The great beauty of this time of year is that journalists complain that news is slow and, as a consequence, newspapers stop carrying ambulance chasing and pollie bashing stuff and replace that with think pieces.
Time to rethinkAround this time of year, investors should be rethinking their strategy for the trading period ahead and the starting point has to be the overall sentiment of major players who breathe shares 24/7.
A soft US landing
The economic consensus is that the US slowdown will be a soft-landing, which should be good for shares. Australia is very prone to playing follow the leader and the lead coming from overseas - Asia, Europe and the USA - looks favourable.
The consensus is
While most agree that making money in 2007 out of shares will be harder than the last three years, four out of four fund managers in The Fin Review's story are positive about playing and winning in the stock market, with slightly differing levels of caution.
This comes as expert super fund watcher, Super-Ratings's Jeff Bresnahan, tipped that the big returns of the last four years, which had made it into double-digit figures for those years, would not happen this year.
How 2006 scored
In 2006 the result for balanced funds averaged 12.5%, which is a great outcome considering most are sold on a long-term expected average return of around 8%-9%.
Remember, the big four years have coincided with the end of the post-dot.com recession in the USA and September 11 and the commencement of hostilities in Iraq. Oh yes, let's not forget the economic arrival of China and India, which have turbo-charged equities prices.
Right call, wrong timing
Bresnahan is right that the big stock price rises powering super funds can't last, but his timing might be wrong. Certainly, none of the fund managers referred to above - and these guys came from BT, ING, Perpetual and Colonial First State - said they expected a double-digit rise of the local stock market but none ruled it out.
None would expect close to 20% returns that we have seen over the last three years but the mood was sufficiently positive to make you think a 10%+ outcome for the overall local stock market would not surprise the four.
Finding the winners
It was worth noting that none tipped the end of the China/India expansion but only two out of the four tipped Rio Tinto as a top pick. The other two focused on better value non-resource stocks and that's the challenge for you and super fund managers this year.
Finding value stocks is fraught with danger, while punting on great resource stocks in a super-cycle of big demand for the products of miners makes life easy for investors.
If the calls are right
That's why Super-Ratings is a tad more negative on average fund results this year. The bad funds will really drag down the average but an 8-9% return shouldn't be too hard to achieve for most super funds, if our fund managers' optimism is not misplaced.
The favourites
For those looking for leads, the shares that got honourable mentions for this year - that is, tipped by at least by two fund managers - were Brambles, Aristocrat Leisure, CSL and News Corp.

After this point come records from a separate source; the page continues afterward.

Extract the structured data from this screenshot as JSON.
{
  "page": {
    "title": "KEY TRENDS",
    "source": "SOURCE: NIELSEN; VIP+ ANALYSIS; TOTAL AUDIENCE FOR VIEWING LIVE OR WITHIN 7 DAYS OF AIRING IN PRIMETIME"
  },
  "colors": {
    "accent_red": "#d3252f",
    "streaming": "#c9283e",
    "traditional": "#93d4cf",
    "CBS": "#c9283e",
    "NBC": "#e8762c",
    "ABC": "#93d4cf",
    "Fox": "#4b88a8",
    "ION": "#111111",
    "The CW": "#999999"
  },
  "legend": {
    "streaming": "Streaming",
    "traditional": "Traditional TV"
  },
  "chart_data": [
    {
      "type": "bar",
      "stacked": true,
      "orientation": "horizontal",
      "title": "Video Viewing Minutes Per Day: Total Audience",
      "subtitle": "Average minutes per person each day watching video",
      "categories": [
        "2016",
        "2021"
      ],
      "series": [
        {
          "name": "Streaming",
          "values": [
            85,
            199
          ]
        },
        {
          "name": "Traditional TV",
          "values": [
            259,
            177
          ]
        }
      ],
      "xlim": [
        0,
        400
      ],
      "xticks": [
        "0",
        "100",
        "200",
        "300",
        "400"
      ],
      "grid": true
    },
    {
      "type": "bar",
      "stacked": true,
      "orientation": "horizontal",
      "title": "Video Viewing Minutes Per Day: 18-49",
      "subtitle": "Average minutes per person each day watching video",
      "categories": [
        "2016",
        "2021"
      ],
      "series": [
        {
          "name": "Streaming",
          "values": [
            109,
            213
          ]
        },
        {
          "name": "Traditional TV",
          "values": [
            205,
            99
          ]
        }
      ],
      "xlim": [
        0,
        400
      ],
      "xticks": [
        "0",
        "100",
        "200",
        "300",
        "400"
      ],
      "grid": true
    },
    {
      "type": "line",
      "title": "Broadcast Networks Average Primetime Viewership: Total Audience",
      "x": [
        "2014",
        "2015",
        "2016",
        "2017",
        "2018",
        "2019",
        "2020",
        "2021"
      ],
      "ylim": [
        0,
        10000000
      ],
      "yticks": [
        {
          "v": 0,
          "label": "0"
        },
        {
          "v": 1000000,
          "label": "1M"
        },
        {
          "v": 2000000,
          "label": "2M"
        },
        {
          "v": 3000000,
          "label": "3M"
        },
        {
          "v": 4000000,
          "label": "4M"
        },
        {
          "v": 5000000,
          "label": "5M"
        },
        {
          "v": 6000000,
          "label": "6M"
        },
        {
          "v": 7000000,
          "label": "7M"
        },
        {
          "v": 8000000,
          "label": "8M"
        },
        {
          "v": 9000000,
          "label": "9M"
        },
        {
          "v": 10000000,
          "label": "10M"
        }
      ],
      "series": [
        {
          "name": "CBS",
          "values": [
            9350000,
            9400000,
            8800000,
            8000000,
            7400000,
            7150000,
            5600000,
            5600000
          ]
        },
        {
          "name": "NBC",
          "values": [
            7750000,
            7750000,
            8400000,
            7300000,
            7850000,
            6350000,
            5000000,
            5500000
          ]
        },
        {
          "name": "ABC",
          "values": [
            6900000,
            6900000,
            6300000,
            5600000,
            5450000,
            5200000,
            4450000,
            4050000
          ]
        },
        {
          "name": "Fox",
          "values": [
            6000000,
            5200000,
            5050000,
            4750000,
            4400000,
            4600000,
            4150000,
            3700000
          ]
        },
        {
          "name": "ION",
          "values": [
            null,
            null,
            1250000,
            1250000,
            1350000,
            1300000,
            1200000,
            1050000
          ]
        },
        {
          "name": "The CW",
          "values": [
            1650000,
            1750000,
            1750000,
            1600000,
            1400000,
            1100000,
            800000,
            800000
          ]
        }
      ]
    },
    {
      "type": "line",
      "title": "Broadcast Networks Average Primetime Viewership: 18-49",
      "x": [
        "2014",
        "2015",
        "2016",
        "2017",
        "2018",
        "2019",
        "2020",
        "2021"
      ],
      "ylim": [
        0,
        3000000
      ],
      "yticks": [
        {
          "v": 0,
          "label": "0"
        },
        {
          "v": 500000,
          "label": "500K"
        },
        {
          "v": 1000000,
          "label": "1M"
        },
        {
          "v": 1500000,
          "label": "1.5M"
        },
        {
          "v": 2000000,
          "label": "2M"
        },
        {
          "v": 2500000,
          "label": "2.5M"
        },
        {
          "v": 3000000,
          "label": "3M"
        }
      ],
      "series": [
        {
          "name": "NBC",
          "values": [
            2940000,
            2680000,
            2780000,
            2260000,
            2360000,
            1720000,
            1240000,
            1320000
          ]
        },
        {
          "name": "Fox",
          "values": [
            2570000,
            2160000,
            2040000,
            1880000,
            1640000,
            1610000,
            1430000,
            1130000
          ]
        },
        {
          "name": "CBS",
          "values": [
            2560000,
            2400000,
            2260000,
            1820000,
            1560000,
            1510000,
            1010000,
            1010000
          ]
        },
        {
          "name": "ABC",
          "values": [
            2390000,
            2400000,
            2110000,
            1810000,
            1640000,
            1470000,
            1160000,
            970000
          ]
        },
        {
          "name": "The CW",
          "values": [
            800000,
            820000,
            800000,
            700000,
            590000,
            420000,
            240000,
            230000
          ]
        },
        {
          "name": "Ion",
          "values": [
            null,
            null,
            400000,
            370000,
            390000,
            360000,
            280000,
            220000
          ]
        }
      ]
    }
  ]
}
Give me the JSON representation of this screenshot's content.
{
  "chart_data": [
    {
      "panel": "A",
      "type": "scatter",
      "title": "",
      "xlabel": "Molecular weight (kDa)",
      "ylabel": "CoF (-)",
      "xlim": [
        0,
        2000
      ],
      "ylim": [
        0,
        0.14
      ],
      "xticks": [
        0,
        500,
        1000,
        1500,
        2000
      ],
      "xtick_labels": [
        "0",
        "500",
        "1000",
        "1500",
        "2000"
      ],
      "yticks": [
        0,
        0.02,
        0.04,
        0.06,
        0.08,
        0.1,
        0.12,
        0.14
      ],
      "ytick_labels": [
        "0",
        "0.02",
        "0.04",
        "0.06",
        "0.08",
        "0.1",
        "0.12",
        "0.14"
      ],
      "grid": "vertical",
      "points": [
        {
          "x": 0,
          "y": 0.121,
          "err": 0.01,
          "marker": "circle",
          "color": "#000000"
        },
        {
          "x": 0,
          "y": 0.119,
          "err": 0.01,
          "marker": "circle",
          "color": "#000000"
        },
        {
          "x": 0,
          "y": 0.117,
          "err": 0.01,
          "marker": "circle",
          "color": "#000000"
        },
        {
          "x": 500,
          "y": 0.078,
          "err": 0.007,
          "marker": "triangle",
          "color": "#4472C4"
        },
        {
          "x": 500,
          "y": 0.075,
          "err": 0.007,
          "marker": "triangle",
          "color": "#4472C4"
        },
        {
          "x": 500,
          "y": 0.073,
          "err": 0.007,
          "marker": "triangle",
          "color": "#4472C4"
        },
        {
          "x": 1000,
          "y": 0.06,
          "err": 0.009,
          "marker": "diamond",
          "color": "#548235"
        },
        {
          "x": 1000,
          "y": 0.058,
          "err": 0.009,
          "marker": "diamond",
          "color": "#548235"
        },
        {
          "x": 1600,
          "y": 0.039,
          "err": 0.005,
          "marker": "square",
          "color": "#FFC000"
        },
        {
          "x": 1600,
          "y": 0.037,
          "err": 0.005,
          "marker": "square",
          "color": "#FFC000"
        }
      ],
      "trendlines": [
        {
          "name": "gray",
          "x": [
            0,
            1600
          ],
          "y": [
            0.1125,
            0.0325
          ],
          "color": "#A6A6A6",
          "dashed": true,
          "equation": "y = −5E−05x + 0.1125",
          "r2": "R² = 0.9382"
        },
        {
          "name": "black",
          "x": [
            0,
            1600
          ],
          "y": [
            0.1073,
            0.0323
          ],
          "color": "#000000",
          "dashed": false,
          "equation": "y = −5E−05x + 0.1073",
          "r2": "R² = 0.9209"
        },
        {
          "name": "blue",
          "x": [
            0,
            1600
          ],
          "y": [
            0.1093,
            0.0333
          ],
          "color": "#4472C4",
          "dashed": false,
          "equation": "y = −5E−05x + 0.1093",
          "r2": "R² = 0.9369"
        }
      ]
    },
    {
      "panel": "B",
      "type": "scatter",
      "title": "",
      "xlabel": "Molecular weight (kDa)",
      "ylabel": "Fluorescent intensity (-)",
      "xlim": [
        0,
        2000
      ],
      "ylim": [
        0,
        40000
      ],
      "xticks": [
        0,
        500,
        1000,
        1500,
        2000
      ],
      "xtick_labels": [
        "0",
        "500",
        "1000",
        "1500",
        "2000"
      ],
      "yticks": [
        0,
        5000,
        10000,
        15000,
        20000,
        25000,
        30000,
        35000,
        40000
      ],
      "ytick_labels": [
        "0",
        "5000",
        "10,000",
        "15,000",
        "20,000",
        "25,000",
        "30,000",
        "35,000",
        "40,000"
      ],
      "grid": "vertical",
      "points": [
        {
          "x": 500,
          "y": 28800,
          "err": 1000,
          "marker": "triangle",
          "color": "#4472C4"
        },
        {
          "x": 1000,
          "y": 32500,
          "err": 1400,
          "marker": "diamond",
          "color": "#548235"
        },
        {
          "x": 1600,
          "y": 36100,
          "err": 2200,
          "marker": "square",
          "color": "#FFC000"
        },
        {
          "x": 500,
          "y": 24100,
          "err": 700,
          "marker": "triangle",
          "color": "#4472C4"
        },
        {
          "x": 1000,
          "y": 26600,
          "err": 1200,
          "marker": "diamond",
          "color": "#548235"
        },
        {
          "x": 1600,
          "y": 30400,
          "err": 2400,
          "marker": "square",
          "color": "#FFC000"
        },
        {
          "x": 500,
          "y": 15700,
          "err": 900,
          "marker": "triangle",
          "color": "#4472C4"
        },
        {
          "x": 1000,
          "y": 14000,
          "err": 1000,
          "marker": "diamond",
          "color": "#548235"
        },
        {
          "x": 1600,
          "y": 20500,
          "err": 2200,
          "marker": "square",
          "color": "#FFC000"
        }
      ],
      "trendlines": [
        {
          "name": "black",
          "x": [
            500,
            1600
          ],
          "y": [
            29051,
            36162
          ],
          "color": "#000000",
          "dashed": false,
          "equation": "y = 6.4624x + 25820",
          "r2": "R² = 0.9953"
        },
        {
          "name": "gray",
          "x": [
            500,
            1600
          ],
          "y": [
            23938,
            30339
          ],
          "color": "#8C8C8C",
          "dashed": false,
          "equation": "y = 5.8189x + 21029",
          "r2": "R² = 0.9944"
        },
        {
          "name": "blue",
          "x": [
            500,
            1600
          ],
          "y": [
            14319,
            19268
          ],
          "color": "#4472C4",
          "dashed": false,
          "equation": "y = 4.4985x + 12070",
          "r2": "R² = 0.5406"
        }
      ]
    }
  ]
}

There was one other and it tells us why Super-Ratings could be a little more negative than is needed. The fact that two, very well-considered, heavily-researched fund managers think Rio Tinto still could have upside says a lot about this unique resources boom.
The challenge is ahead
However, the fact two steered clear of resource stocks altogether tells us that 2007 will be far more challenging than the past few years.
It's often argued that index funds, that basically track what the All Ords achieves, outperform funds driven by active stock picking fund managers. This year should be a goody for testing this claim.